LISBON - Have you noticed the number of motorcycles on the highway? My home office overlooks U.S. Route 30. I witnessed something that I have to mention to our readers.
A teenage boy on one bike and a teenage boy and girl were on a second bike. The cars ahead of them were slowing down, possibly because a car at the head of the line was going to make a turn. The lone rider didn't want to wait. He kicked that bike down and buzzed out around the traffic and could still be heard as he roared toward Canton Bridge. I have worried about him ever since. One day he will make an impulsive choice like that and his friends will be visiting him in the hospital, or worse, visiting his family at the funeral home.
This week an announcement was made by the AAA Foundation for Traffic Safety. "The likelihood of a 16- or 17-year-old driver being killed in a motor vehicle crash increases with each additional young passenger in the vehicle.
"Researchers analyzed data from the National Highway Traffic Safety Administration's Fatality Analysis Reporting System from 2007 to 2010 and found that the fatality risk for 16- and 17-year-old drivers increased 44 percent when one passenger younger than 21 (and no older passengers) was in the car, doubled when two passengers younger than 21 were in the car, and quadrupled when three or more young passengers were in the car.

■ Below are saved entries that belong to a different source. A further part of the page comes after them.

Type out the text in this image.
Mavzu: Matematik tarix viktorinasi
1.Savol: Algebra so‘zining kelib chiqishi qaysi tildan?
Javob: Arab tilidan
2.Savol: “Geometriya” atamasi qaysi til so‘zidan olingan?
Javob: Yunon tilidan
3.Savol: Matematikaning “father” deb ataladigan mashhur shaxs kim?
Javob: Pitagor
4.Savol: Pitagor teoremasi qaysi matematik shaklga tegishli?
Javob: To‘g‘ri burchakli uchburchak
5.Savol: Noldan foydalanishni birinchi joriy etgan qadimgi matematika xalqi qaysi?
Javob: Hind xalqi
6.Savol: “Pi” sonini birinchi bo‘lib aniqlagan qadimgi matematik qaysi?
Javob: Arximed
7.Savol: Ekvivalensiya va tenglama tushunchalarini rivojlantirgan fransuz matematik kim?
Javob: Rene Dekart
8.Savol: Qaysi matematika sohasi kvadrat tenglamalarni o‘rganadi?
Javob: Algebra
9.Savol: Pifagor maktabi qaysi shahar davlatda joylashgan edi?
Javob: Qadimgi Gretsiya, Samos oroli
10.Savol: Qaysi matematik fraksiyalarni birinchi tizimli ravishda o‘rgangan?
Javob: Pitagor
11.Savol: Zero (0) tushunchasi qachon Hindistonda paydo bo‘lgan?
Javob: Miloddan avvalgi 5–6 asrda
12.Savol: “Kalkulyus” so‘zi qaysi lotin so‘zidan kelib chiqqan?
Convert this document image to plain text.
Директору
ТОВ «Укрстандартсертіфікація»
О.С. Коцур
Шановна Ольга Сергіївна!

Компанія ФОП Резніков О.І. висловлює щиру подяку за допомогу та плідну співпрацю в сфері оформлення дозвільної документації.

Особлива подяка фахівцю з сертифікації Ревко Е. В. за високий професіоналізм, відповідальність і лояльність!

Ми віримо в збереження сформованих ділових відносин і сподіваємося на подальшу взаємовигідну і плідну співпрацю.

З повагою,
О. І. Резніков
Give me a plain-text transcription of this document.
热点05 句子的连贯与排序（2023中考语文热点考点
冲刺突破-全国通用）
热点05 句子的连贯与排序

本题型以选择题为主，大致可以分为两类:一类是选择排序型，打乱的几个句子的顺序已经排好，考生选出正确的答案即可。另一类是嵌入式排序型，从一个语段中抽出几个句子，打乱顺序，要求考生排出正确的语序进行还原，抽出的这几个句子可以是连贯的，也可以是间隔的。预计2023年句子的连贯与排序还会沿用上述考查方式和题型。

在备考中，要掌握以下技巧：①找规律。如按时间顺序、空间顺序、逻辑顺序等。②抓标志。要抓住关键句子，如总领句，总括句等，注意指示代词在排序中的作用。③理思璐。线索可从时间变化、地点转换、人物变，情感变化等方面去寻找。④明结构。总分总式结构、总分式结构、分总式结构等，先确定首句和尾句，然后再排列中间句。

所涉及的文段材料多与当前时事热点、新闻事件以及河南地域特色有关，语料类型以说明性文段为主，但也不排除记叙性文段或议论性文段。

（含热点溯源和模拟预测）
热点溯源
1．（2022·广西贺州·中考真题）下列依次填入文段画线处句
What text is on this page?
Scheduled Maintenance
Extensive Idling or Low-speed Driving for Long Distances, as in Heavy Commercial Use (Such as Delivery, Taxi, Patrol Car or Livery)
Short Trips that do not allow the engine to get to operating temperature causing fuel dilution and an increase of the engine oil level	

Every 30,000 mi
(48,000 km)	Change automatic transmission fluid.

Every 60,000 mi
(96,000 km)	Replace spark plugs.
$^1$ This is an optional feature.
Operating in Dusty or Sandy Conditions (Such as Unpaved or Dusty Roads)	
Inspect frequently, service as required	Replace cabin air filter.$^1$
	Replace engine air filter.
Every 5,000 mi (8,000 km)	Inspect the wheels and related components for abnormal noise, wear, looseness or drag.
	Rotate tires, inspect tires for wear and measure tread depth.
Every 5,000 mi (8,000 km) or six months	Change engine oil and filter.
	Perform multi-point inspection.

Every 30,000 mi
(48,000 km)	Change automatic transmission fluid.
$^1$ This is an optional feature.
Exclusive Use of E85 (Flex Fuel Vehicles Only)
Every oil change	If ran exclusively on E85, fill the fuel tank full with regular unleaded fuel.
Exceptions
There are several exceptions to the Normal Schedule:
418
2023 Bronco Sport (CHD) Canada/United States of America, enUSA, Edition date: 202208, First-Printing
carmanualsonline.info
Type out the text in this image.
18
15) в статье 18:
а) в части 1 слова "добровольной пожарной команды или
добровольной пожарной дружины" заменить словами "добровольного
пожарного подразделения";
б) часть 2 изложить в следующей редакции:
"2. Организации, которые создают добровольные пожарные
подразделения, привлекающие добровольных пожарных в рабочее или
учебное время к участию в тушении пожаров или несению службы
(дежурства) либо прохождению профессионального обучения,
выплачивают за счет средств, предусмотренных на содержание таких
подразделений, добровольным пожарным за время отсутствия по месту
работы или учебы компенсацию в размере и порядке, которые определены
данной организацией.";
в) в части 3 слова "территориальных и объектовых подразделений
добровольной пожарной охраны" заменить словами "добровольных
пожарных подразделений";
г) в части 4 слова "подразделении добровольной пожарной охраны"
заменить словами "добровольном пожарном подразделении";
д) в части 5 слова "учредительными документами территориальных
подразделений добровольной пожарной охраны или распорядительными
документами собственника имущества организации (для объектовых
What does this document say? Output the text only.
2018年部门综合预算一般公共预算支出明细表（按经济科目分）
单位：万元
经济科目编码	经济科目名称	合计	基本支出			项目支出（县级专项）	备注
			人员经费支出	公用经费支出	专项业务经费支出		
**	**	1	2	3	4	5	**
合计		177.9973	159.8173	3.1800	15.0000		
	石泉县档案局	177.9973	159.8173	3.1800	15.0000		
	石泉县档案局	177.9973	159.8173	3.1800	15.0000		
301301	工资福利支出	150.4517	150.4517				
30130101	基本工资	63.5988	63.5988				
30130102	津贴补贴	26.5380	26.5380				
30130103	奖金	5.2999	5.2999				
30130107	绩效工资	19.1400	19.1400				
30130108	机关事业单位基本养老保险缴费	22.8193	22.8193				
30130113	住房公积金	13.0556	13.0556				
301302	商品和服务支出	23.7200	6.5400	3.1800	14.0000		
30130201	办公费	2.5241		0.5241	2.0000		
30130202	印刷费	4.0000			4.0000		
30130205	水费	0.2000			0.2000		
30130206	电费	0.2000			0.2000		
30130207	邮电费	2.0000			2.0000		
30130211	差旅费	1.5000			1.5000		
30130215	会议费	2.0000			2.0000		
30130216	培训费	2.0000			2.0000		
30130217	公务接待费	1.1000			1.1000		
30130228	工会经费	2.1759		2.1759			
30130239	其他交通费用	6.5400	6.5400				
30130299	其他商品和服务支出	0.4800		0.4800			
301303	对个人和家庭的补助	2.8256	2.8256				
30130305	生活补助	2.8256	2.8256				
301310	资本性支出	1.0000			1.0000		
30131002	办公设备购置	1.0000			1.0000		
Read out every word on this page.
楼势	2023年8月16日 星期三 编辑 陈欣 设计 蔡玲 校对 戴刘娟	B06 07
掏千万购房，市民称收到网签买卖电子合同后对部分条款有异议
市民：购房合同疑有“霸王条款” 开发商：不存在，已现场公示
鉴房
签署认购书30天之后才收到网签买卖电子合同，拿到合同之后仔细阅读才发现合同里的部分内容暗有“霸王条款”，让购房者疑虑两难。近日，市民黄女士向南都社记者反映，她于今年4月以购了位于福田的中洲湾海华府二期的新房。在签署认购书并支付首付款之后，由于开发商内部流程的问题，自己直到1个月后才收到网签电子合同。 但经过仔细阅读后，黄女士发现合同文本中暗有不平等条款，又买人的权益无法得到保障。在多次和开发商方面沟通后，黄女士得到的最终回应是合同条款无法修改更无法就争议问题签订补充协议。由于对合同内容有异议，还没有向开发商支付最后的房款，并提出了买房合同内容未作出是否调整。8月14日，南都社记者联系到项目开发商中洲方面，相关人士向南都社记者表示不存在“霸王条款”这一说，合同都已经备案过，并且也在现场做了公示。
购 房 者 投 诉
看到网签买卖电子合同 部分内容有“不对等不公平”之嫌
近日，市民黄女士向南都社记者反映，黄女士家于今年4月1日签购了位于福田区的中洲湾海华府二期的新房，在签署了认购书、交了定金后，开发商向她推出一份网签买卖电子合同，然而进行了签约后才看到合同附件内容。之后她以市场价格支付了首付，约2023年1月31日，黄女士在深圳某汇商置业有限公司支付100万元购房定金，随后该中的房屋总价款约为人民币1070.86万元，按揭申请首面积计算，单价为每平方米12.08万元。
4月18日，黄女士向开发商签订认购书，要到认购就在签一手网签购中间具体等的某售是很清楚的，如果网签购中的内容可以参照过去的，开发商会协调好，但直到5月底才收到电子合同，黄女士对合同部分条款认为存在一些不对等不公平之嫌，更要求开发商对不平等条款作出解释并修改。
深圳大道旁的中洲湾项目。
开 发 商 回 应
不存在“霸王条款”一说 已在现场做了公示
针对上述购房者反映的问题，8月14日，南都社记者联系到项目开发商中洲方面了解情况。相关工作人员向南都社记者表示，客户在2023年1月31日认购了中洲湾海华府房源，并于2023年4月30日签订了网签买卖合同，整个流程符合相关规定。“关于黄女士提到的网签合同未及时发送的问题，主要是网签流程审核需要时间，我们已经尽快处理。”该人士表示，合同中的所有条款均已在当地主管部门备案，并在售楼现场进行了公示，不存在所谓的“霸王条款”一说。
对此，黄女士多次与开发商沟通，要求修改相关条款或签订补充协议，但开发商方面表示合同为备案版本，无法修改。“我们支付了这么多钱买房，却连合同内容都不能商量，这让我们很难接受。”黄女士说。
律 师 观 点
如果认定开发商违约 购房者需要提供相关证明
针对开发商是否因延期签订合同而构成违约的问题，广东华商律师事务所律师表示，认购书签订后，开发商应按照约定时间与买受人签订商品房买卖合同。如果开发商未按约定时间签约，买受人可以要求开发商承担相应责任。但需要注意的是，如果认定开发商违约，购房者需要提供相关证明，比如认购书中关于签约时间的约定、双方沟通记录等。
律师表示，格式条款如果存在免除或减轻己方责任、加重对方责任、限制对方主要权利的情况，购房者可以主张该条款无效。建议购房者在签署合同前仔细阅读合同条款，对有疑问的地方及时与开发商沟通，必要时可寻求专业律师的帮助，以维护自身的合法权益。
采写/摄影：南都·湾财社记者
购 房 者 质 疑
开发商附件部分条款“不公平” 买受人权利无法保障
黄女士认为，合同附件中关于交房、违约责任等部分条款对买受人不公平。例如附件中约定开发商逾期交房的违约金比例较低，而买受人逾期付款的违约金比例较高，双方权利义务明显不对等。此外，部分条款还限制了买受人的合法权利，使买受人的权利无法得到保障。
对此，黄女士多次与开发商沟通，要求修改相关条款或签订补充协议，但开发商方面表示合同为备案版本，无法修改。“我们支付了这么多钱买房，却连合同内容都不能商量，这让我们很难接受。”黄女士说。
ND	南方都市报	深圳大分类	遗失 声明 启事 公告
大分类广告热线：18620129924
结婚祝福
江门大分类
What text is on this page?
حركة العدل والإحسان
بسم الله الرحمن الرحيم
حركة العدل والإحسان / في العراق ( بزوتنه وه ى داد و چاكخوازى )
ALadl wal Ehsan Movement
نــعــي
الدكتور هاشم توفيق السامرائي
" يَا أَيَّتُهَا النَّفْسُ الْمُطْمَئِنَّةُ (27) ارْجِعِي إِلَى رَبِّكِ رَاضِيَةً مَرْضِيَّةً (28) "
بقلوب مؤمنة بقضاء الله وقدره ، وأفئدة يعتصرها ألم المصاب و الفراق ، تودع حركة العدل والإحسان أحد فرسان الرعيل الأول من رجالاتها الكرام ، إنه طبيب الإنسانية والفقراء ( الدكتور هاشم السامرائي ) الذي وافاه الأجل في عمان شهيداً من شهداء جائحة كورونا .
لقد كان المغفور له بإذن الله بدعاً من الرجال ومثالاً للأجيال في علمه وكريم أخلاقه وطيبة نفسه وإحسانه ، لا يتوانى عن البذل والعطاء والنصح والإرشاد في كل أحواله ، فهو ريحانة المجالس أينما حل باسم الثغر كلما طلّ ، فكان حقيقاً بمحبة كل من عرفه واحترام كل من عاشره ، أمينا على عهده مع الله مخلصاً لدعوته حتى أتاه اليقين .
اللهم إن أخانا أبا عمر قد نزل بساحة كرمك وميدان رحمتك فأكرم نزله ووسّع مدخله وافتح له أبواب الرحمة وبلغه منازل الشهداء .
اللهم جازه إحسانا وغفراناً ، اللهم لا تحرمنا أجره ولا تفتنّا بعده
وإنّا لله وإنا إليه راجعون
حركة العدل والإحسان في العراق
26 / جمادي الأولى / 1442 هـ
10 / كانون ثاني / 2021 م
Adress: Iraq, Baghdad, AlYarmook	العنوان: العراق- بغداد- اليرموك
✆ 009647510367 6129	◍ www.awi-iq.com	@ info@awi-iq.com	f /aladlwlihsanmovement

Driving with at least one passenger 35 or older reduced the risk of a teen driver death by 62 percent and decreased the risk of being involved in any crash by 46 percent, the report concluded."
AAA Foundation for Traffic Safety president and CEO, Peter Kissinger, says, "We know that carrying young passengers is a huge risk, but it's also a preventable one. Parents can make their teens safer by not allowing them to get in the car with other young people, whether they're behind the wheel or in the passenger seat."
Also, the significant reduction in risk be3cause someone 35 or older is in the car, new drivers benefit a lot from more driving time with a parent or guardian in the car.
"In 2009, about 3,000 teens in the U.S. aged 15-19 were killed and more than 350,000 were treated in emergency departments for injuries suffered in motor vehicle crashes," says the CDC.
With limited driving experience, teens are more likely to underestimate dangerous situations, perhaps not even recognize them. Teens also are apt NOT to use seat belts. Additionally, boys drink and drive more than girls.
"In a national survey conducted in 2007," says the CDC, "nearly three out of 10 teens reported that, within the previous month they had ridden with a driver who had been drinking alcohol. One in 10 reported driving after drinking alcohol."
Crash risk is particularly high for teens who are in their first year of driving.
The AAA Foundation urges families to follow these steps:
Know the graduated driver licensing system for your state. The law may not set a passenger limit for young drivers, but parents can.
Sign a parent-teen driving agreement that stipulates teens will not ride as passengers of teen drivers without a parent's advance permission.
Provide transportation alternatives for teens who honor that pledge.
Talk with other parents so they know the rules for your teen and will help enforce them.
When your teen is at the wheel, ride with him or her and guide them to be better, safer drivers.